What are the initiative taken in India on Menstrual Leaves?

  • The Bihar government introduced its menstrual leave policy in 1992, allowing employees two days of paid menstrual leave every month.
  • In January 2023, the Kerala government issued an order granting menstrual leave for students in all State-run higher education institutions.
  • In 2017, two Mumbai-based companies – Gozoop and Culture Machine – became the first private companies to introduce period leave in India.
  • In 2020, Zomato introduced menstrual leave for up to ten days a year for its women and transgender employees.

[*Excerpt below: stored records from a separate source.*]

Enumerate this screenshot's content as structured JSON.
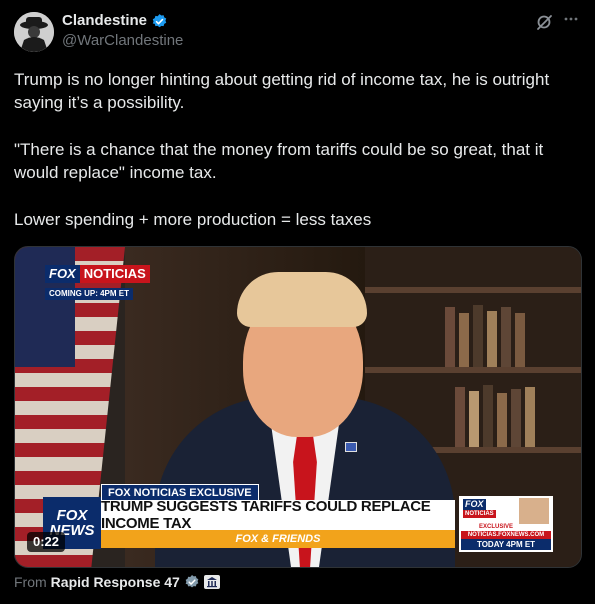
{
  "author": {
    "display_name": "Clandestine",
    "handle": "@WarClandestine",
    "verified": true,
    "verified_color": "#1d9bf0"
  },
  "post": {
    "paragraphs": [
      "Trump is no longer hinting about getting rid of income tax, he is outright saying it’s a possibility.",
      "\"There is a chance that the money from tariffs could be so great, that it would replace\" income tax.",
      "Lower spending + more production = less taxes"
    ]
  },
  "media": {
    "type": "video",
    "duration": "0:22",
    "overlay": {
      "bug_fox": "FOX",
      "bug_noticias": "NOTICIAS",
      "bug_coming_up": "COMING UP: 4PM ET",
      "exclusive_label": "FOX NOTICIAS EXCLUSIVE",
      "headline": "TRUMP SUGGESTS TARIFFS COULD REPLACE INCOME TAX",
      "show_name": "FOX & FRIENDS",
      "logo_line1": "FOX",
      "logo_line2": "NEWS",
      "promo_fox": "FOX",
      "promo_noticias": "NOTICIAS",
      "promo_exclusive": "EXCLUSIVE",
      "promo_url": "NOTICIAS.FOXNEWS.COM",
      "promo_time": "TODAY 4PM ET"
    }
  },
  "attribution": {
    "from_label": "From",
    "source_name": "Rapid Response 47",
    "badge_color": "#829aab"
  },
  "icons": {
    "grok": "grok-icon",
    "more": "more-icon",
    "verified": "verified-badge-icon",
    "government": "government-building-icon"
  }
}
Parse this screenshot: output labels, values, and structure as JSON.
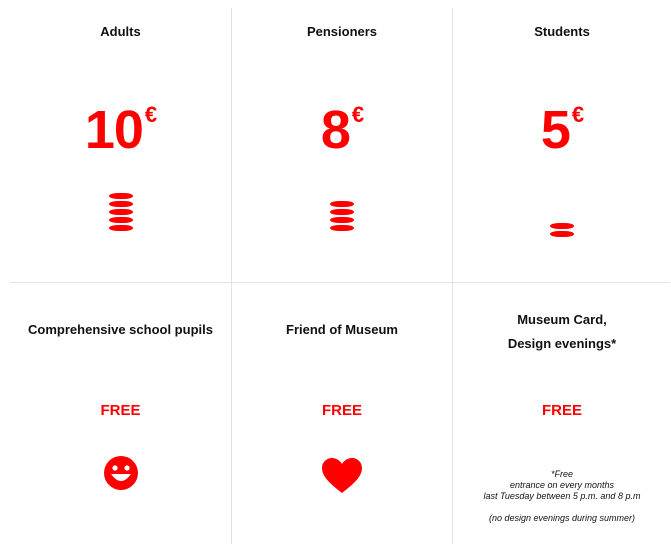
{
  "prices": [
    {
      "title": "Adults",
      "amount": "10",
      "currency": "€",
      "coins": 5
    },
    {
      "title": "Pensioners",
      "amount": "8",
      "currency": "€",
      "coins": 4
    },
    {
      "title": "Students",
      "amount": "5",
      "currency": "€",
      "coins": 2
    }
  ],
  "free_categories": [
    {
      "title_line1": "Comprehensive school pupils",
      "price": "FREE",
      "icon": "smiley-icon"
    },
    {
      "title_line1": "Friend of Museum",
      "price": "FREE",
      "icon": "heart-icon"
    },
    {
      "title_line1": "Museum Card,",
      "title_line2": "Design evenings*",
      "price": "FREE"
    }
  ],
  "footnote": {
    "line1": "*Free",
    "line2": "entrance on every months",
    "line3": "last Tuesday between 5 p.m. and 8 p.m",
    "line4": "(no design evenings during summer)"
  },
  "colors": {
    "accent": "#ff0000",
    "divider": "#e3e3e3",
    "text": "#111111"
  }
}
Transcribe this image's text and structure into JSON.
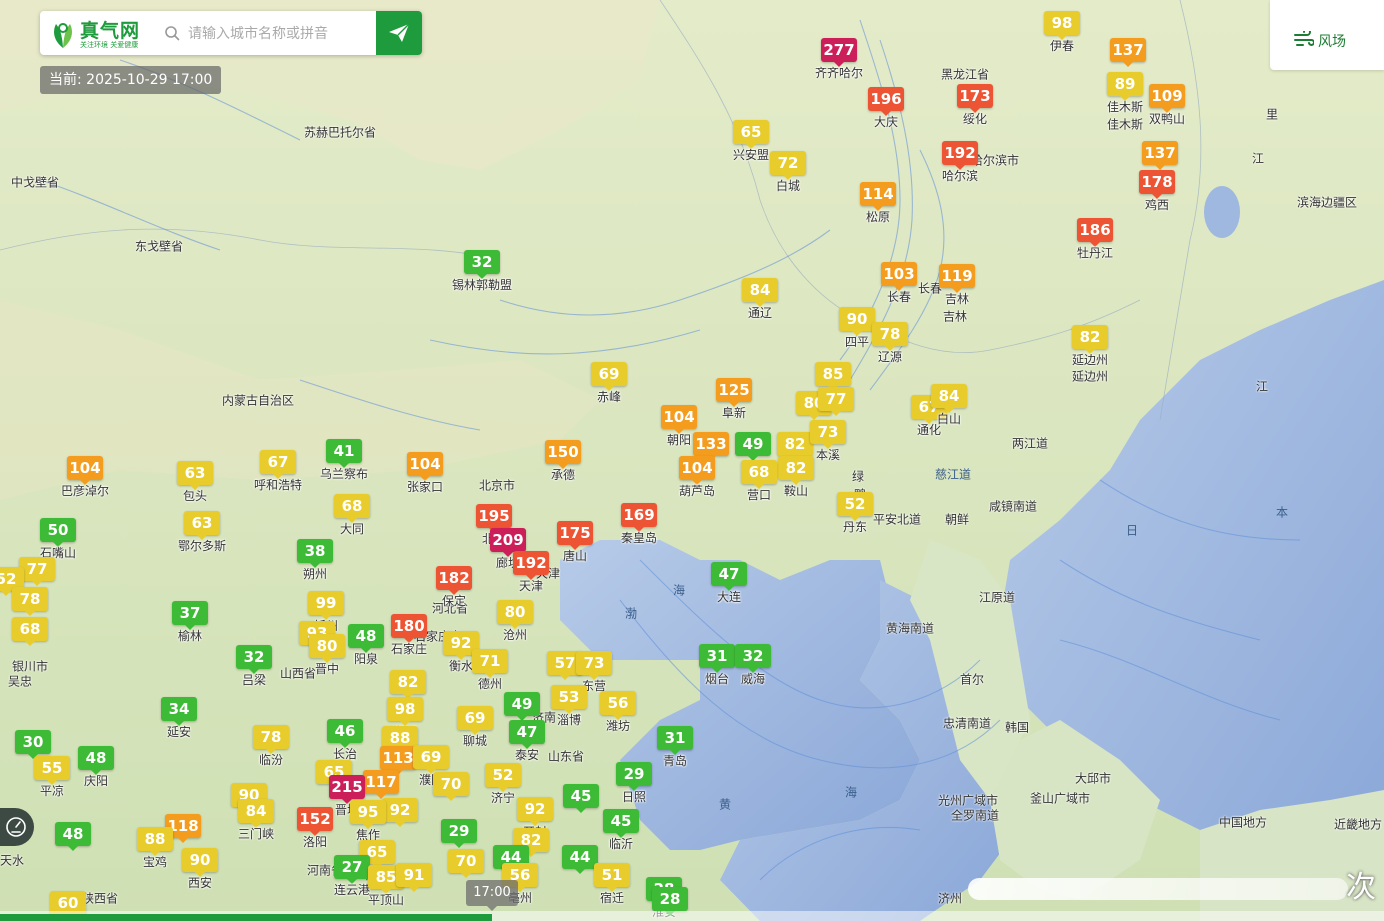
{
  "app": {
    "name": "真气网",
    "tagline": "关注环境 关爱健康"
  },
  "search": {
    "placeholder": "请输入城市名称或拼音",
    "value": ""
  },
  "timestamp_label": "当前: 2025-10-29 17:00",
  "wind_toggle_label": "风场",
  "timeline": {
    "current": "17:00"
  },
  "corner_text": "次",
  "aqi_colors": {
    "good": "#3dbb36",
    "moderate": "#e8cc2c",
    "sensitive": "#f39c1e",
    "unhealthy": "#ec5434",
    "very_unhealthy": "#cc1f59"
  },
  "stations": [
    {
      "city": "齐齐哈尔",
      "aqi": 277,
      "level": "very_unhealthy"
    },
    {
      "city": "大庆",
      "aqi": 196,
      "level": "unhealthy"
    },
    {
      "city": "绥化",
      "aqi": 173,
      "level": "unhealthy"
    },
    {
      "city": "哈尔滨",
      "aqi": 192,
      "level": "unhealthy"
    },
    {
      "city": "伊春",
      "aqi": 98,
      "level": "moderate"
    },
    {
      "city": "",
      "aqi": 137,
      "level": "sensitive"
    },
    {
      "city": "佳木斯",
      "aqi": 89,
      "level": "moderate"
    },
    {
      "city": "双鸭山",
      "aqi": 109,
      "level": "sensitive"
    },
    {
      "city": "",
      "aqi": 137,
      "level": "sensitive"
    },
    {
      "city": "鸡西",
      "aqi": 178,
      "level": "unhealthy"
    },
    {
      "city": "牡丹江",
      "aqi": 186,
      "level": "unhealthy"
    },
    {
      "city": "兴安盟",
      "aqi": 65,
      "level": "moderate"
    },
    {
      "city": "白城",
      "aqi": 72,
      "level": "moderate"
    },
    {
      "city": "松原",
      "aqi": 114,
      "level": "sensitive"
    },
    {
      "city": "锡林郭勒盟",
      "aqi": 32,
      "level": "good"
    },
    {
      "city": "通辽",
      "aqi": 84,
      "level": "moderate"
    },
    {
      "city": "长春",
      "aqi": 103,
      "level": "sensitive"
    },
    {
      "city": "吉林",
      "aqi": 119,
      "level": "sensitive"
    },
    {
      "city": "四平",
      "aqi": 90,
      "level": "moderate"
    },
    {
      "city": "辽源",
      "aqi": 78,
      "level": "moderate"
    },
    {
      "city": "延边州",
      "aqi": 82,
      "level": "moderate"
    },
    {
      "city": "赤峰",
      "aqi": 69,
      "level": "moderate"
    },
    {
      "city": "",
      "aqi": 85,
      "level": "moderate"
    },
    {
      "city": "阜新",
      "aqi": 125,
      "level": "sensitive"
    },
    {
      "city": "",
      "aqi": 80,
      "level": "moderate"
    },
    {
      "city": "",
      "aqi": 77,
      "level": "moderate"
    },
    {
      "city": "通化",
      "aqi": 67,
      "level": "moderate"
    },
    {
      "city": "白山",
      "aqi": 84,
      "level": "moderate"
    },
    {
      "city": "朝阳",
      "aqi": 104,
      "level": "sensitive"
    },
    {
      "city": "",
      "aqi": 133,
      "level": "sensitive"
    },
    {
      "city": "",
      "aqi": 49,
      "level": "good"
    },
    {
      "city": "",
      "aqi": 82,
      "level": "moderate"
    },
    {
      "city": "本溪",
      "aqi": 73,
      "level": "moderate"
    },
    {
      "city": "鞍山",
      "aqi": 82,
      "level": "moderate"
    },
    {
      "city": "葫芦岛",
      "aqi": 104,
      "level": "sensitive"
    },
    {
      "city": "营口",
      "aqi": 68,
      "level": "moderate"
    },
    {
      "city": "丹东",
      "aqi": 52,
      "level": "moderate"
    },
    {
      "city": "巴彦淖尔",
      "aqi": 104,
      "level": "sensitive"
    },
    {
      "city": "包头",
      "aqi": 63,
      "level": "moderate"
    },
    {
      "city": "呼和浩特",
      "aqi": 67,
      "level": "moderate"
    },
    {
      "city": "乌兰察布",
      "aqi": 41,
      "level": "good"
    },
    {
      "city": "张家口",
      "aqi": 104,
      "level": "sensitive"
    },
    {
      "city": "承德",
      "aqi": 150,
      "level": "sensitive"
    },
    {
      "city": "鄂尔多斯",
      "aqi": 63,
      "level": "moderate"
    },
    {
      "city": "大同",
      "aqi": 68,
      "level": "moderate"
    },
    {
      "city": "北京",
      "aqi": 195,
      "level": "unhealthy"
    },
    {
      "city": "廊坊",
      "aqi": 209,
      "level": "very_unhealthy"
    },
    {
      "city": "唐山",
      "aqi": 175,
      "level": "unhealthy"
    },
    {
      "city": "秦皇岛",
      "aqi": 169,
      "level": "unhealthy"
    },
    {
      "city": "天津",
      "aqi": 192,
      "level": "unhealthy"
    },
    {
      "city": "石嘴山",
      "aqi": 50,
      "level": "good"
    },
    {
      "city": "",
      "aqi": 77,
      "level": "moderate"
    },
    {
      "city": "",
      "aqi": 52,
      "level": "moderate"
    },
    {
      "city": "",
      "aqi": 78,
      "level": "moderate"
    },
    {
      "city": "",
      "aqi": 68,
      "level": "moderate"
    },
    {
      "city": "朔州",
      "aqi": 38,
      "level": "good"
    },
    {
      "city": "保定",
      "aqi": 182,
      "level": "unhealthy"
    },
    {
      "city": "大连",
      "aqi": 47,
      "level": "good"
    },
    {
      "city": "忻州",
      "aqi": 99,
      "level": "moderate"
    },
    {
      "city": "沧州",
      "aqi": 80,
      "level": "moderate"
    },
    {
      "city": "榆林",
      "aqi": 37,
      "level": "good"
    },
    {
      "city": "",
      "aqi": 93,
      "level": "moderate"
    },
    {
      "city": "晋中",
      "aqi": 80,
      "level": "moderate"
    },
    {
      "city": "阳泉",
      "aqi": 48,
      "level": "good"
    },
    {
      "city": "石家庄",
      "aqi": 180,
      "level": "unhealthy"
    },
    {
      "city": "衡水",
      "aqi": 92,
      "level": "moderate"
    },
    {
      "city": "德州",
      "aqi": 71,
      "level": "moderate"
    },
    {
      "city": "",
      "aqi": 57,
      "level": "moderate"
    },
    {
      "city": "东营",
      "aqi": 73,
      "level": "moderate"
    },
    {
      "city": "烟台",
      "aqi": 31,
      "level": "good"
    },
    {
      "city": "威海",
      "aqi": 32,
      "level": "good"
    },
    {
      "city": "吕梁",
      "aqi": 32,
      "level": "good"
    },
    {
      "city": "邢台",
      "aqi": 82,
      "level": "moderate"
    },
    {
      "city": "淄博",
      "aqi": 53,
      "level": "moderate"
    },
    {
      "city": "潍坊",
      "aqi": 56,
      "level": "moderate"
    },
    {
      "city": "延安",
      "aqi": 34,
      "level": "good"
    },
    {
      "city": "邯郸",
      "aqi": 98,
      "level": "moderate"
    },
    {
      "city": "聊城",
      "aqi": 69,
      "level": "moderate"
    },
    {
      "city": "济南",
      "aqi": 49,
      "level": "good"
    },
    {
      "city": "泰安",
      "aqi": 47,
      "level": "good"
    },
    {
      "city": "长治",
      "aqi": 46,
      "level": "good"
    },
    {
      "city": "",
      "aqi": 88,
      "level": "moderate"
    },
    {
      "city": "青岛",
      "aqi": 31,
      "level": "good"
    },
    {
      "city": "",
      "aqi": 30,
      "level": "good"
    },
    {
      "city": "平凉",
      "aqi": 55,
      "level": "moderate"
    },
    {
      "city": "庆阳",
      "aqi": 48,
      "level": "good"
    },
    {
      "city": "临汾",
      "aqi": 78,
      "level": "moderate"
    },
    {
      "city": "",
      "aqi": 113,
      "level": "sensitive"
    },
    {
      "city": "濮阳",
      "aqi": 69,
      "level": "moderate"
    },
    {
      "city": "",
      "aqi": 65,
      "level": "moderate"
    },
    {
      "city": "",
      "aqi": 117,
      "level": "sensitive"
    },
    {
      "city": "",
      "aqi": 70,
      "level": "moderate"
    },
    {
      "city": "济宁",
      "aqi": 52,
      "level": "moderate"
    },
    {
      "city": "日照",
      "aqi": 29,
      "level": "good"
    },
    {
      "city": "晋城",
      "aqi": 215,
      "level": "very_unhealthy"
    },
    {
      "city": "",
      "aqi": 90,
      "level": "moderate"
    },
    {
      "city": "",
      "aqi": 92,
      "level": "moderate"
    },
    {
      "city": "三门峡",
      "aqi": 84,
      "level": "moderate"
    },
    {
      "city": "",
      "aqi": 118,
      "level": "sensitive"
    },
    {
      "city": "洛阳",
      "aqi": 152,
      "level": "unhealthy"
    },
    {
      "city": "焦作",
      "aqi": 95,
      "level": "moderate"
    },
    {
      "city": "开封",
      "aqi": 92,
      "level": "moderate"
    },
    {
      "city": "",
      "aqi": 45,
      "level": "good"
    },
    {
      "city": "临沂",
      "aqi": 45,
      "level": "good"
    },
    {
      "city": "",
      "aqi": 29,
      "level": "good"
    },
    {
      "city": "",
      "aqi": 48,
      "level": "good"
    },
    {
      "city": "宝鸡",
      "aqi": 88,
      "level": "moderate"
    },
    {
      "city": "西安",
      "aqi": 90,
      "level": "moderate"
    },
    {
      "city": "商洛",
      "aqi": 65,
      "level": "moderate"
    },
    {
      "city": "",
      "aqi": 82,
      "level": "moderate"
    },
    {
      "city": "",
      "aqi": 44,
      "level": "good"
    },
    {
      "city": "",
      "aqi": 44,
      "level": "good"
    },
    {
      "city": "连云港",
      "aqi": 27,
      "level": "good"
    },
    {
      "city": "平顶山",
      "aqi": 85,
      "level": "moderate"
    },
    {
      "city": "",
      "aqi": 91,
      "level": "moderate"
    },
    {
      "city": "",
      "aqi": 70,
      "level": "moderate"
    },
    {
      "city": "亳州",
      "aqi": 56,
      "level": "moderate"
    },
    {
      "city": "宿迁",
      "aqi": 51,
      "level": "moderate"
    },
    {
      "city": "淮安",
      "aqi": 28,
      "level": "good"
    },
    {
      "city": "",
      "aqi": 28,
      "level": "good"
    },
    {
      "city": "",
      "aqi": 60,
      "level": "moderate"
    }
  ],
  "places": [
    "苏赫巴托尔省",
    "中戈壁省",
    "东戈壁省",
    "内蒙古自治区",
    "黑龙江省",
    "佳木斯",
    "里",
    "江",
    "滨海边疆区",
    "哈尔滨市",
    "长春",
    "吉林",
    "江",
    "延边州",
    "两江道",
    "慈江道",
    "咸镜南道",
    "朝鲜",
    "平安北道",
    "绿",
    "鸭",
    "日",
    "本",
    "江原道",
    "黄海南道",
    "首尔",
    "忠清南道",
    "韩国",
    "大邱市",
    "釜山广域市",
    "光州广域市",
    "全罗南道",
    "中国地方",
    "近畿地方",
    "济州",
    "渤",
    "海",
    "黄",
    "海",
    "北京市",
    "天津",
    "河北省",
    "石家庄市",
    "山东省",
    "山西省",
    "济南",
    "银川市",
    "吴忠",
    "天水",
    "陕西省",
    "河南省"
  ]
}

Since then, other private companies like Swiggy and Byju’s have also introduced similar policies.

What should be done going ahead?

  • There are additional issues that need to be addressed, such as the lack of sanitary facilities in schools and workplaces, particularly in the informal sector.
  • Till a policy framework is devised, employers should take a more women-centric approach by allowing employees to work from home on those days, providing menstrual hygiene products in office spaces, and not treating the subject of menstruation as taboo.
  • It is also necessary for period education to be delivered throughout organisations and awareness to be spread among the masses regarding the incidence and effects of menstruation, and for all to understand that menstruation is neither too insignificant to be completely ignored, nor too unique to become a source of discrimination.
  • Such change must begin at the grassroots level of society, with men, children, and coworkers demonstrating a willingness to be engaged in the dialogue in a both personal and professional capacity.
  • Men must first normalize this extremely common occurrence of menstruation and recognize it in a personal capacity-after all, policy improvements and pro-leave legislation, while useful in their own right, can only do so much to combat discrimination and insensitivity towards menstruation.